How Codes Help Billing
The key to maximizing billing is to understand that different medical billing codes have different prices.
- The code for “acute systolic heart failure” pays thousands more than “heart failure” because it is more severe and has defined conditions (such as less than 25% of blood pumped with each beat, undergoing an echocardiogram, and taking a water pill).
- A finger fracture (99282) gets higher pay if a narcotic painkiller is prescribed (99283). Even better, you can bill separately for the painkiller!
Perversely, this can cause overtreatment to fit the higher paying, more complicated code.
To put some limitation on prices, insurance companies have negotiated rates with hospitals for billing codes. Unfortunately, hospitals have been shown to charge the uninsured 2.5x more than those covered by insurance.
Tug of War
Billing is essentially a tug of war between providers and insurers.
Providers will bill for whatever they can. Not only does this mean billing for the most expensive treatments allowable, sometimes third-party coders will inappropriately code for treatments that never happened. One patient with a Jewish name found a charge for a circumcision for his newborn son, even though they didn’t even have a circumcision performed.
In turn, insurers will deny claims as overreaching. They also outsource precertification to contractors, firms that check for coverage and get money by denying care.
Billing Complexity Affects Doctors
With the increasing complexity of billing, single doctors have found it too difficult to run all the checks for a patient’s treatment, including whether the doctor participates in the patient’s insurance plan, whether a procedure is covered, and whether the procedure needs authorization from the insurer.

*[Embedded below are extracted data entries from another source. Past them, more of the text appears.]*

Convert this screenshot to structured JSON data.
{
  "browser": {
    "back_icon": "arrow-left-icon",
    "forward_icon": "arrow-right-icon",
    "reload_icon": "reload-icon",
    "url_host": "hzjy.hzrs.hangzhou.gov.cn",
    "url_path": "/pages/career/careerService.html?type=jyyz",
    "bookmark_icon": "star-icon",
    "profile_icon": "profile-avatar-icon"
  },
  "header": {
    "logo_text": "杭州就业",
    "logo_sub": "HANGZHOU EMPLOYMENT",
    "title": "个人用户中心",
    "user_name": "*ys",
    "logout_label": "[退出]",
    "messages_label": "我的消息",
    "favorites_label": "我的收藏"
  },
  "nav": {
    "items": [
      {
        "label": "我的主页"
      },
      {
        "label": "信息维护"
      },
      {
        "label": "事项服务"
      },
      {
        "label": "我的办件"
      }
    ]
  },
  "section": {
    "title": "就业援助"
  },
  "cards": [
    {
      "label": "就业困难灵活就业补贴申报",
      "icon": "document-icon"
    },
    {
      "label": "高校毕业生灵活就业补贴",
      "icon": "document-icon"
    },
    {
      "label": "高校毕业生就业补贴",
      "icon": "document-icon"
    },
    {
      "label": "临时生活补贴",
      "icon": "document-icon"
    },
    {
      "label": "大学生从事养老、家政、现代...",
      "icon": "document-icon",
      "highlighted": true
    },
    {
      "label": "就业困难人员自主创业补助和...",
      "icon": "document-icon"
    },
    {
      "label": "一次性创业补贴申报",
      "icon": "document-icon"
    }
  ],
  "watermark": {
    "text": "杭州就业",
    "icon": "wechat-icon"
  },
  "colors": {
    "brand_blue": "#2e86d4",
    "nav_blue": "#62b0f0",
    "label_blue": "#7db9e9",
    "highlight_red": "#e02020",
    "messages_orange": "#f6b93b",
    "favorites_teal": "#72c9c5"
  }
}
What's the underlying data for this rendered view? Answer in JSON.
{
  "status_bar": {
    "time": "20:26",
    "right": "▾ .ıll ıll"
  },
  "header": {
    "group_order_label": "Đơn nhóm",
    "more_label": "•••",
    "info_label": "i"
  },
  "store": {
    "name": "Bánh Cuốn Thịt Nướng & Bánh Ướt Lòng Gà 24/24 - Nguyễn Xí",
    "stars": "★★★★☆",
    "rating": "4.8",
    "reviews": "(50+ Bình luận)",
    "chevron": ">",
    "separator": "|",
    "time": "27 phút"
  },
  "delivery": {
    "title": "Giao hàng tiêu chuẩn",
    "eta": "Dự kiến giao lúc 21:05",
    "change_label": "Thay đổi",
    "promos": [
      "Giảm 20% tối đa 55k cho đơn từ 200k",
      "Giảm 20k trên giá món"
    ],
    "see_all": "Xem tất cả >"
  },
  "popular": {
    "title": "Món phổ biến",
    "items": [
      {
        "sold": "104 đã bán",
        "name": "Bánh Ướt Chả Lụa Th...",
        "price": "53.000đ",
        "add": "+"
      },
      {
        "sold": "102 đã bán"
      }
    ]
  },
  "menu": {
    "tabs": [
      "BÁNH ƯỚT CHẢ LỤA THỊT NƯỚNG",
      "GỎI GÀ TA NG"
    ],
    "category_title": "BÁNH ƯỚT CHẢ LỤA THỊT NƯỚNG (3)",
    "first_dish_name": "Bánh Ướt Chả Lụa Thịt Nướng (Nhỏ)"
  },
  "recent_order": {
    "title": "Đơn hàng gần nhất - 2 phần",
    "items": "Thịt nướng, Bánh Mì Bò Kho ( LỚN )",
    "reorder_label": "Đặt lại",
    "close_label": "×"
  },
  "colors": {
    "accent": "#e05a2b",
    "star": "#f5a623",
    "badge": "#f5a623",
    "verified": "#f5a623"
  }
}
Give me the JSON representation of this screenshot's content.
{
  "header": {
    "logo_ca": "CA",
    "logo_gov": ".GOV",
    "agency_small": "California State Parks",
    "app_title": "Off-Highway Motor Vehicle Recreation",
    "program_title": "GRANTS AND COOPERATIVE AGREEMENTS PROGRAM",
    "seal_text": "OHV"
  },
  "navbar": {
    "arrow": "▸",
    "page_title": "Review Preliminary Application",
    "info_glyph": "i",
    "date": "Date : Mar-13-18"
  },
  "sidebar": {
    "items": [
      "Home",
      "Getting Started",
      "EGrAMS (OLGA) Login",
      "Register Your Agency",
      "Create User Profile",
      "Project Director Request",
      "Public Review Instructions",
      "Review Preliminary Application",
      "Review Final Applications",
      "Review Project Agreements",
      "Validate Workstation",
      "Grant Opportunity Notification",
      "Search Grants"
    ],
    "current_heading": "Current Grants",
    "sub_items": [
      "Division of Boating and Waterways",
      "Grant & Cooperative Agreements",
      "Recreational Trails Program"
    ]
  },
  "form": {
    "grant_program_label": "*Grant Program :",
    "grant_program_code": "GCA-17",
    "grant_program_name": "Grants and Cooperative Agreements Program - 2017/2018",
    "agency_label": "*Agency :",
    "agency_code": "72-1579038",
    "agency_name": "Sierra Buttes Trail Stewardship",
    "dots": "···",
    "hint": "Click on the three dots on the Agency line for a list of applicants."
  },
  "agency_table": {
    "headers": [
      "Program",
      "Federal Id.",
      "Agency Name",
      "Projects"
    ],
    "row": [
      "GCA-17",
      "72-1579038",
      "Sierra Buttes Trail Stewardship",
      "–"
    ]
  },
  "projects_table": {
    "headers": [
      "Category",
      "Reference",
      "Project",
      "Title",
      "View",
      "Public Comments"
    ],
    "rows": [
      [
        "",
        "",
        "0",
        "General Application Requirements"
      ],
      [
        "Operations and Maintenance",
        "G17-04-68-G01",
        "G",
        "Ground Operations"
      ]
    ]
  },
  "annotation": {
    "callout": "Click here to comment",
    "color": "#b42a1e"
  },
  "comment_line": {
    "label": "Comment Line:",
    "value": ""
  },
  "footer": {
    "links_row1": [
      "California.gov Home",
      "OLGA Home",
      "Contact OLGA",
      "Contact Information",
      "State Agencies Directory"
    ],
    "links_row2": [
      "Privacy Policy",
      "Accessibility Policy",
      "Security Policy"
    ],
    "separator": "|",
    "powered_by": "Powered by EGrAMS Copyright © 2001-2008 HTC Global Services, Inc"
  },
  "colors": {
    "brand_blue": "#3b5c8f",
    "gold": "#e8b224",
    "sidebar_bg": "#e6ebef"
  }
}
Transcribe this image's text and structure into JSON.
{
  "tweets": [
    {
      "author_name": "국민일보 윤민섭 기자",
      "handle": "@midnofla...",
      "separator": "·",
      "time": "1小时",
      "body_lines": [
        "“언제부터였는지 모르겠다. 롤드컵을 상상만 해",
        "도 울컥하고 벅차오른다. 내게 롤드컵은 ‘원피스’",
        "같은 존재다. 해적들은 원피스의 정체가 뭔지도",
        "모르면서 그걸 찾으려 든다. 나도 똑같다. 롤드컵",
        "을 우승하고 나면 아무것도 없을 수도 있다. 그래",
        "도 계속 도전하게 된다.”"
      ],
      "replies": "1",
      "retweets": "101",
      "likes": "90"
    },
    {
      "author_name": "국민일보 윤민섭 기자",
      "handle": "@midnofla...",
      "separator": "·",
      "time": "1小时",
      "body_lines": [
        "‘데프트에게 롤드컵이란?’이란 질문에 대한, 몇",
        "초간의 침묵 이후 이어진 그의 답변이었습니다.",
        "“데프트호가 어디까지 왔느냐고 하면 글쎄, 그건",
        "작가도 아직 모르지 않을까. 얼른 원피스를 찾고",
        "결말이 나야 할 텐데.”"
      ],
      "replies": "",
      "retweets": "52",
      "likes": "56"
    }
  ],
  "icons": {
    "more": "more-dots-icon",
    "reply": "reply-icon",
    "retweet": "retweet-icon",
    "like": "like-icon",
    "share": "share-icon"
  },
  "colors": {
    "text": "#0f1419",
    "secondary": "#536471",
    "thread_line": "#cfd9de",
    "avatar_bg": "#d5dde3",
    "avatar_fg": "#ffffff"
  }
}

This is one reason independent doctor’s offices are rare. Instead, doctors have banded together into independent physician associations to better handle overhead costs.
Patient Advocates
To help empower patients to make more informed care decisions, patient advocates can now be hired by employers to estimate local prices and give advice on where to get care. If an advocate costs, say, $50 per employee, they can help save money on the average patient.
Patient advocates also make money by reselling price data to hospitals and insurers who want to know how much their competitors are getting reimbursed. However, advocates don’t share their price lists with customers, since this would remove part of the need to hire them.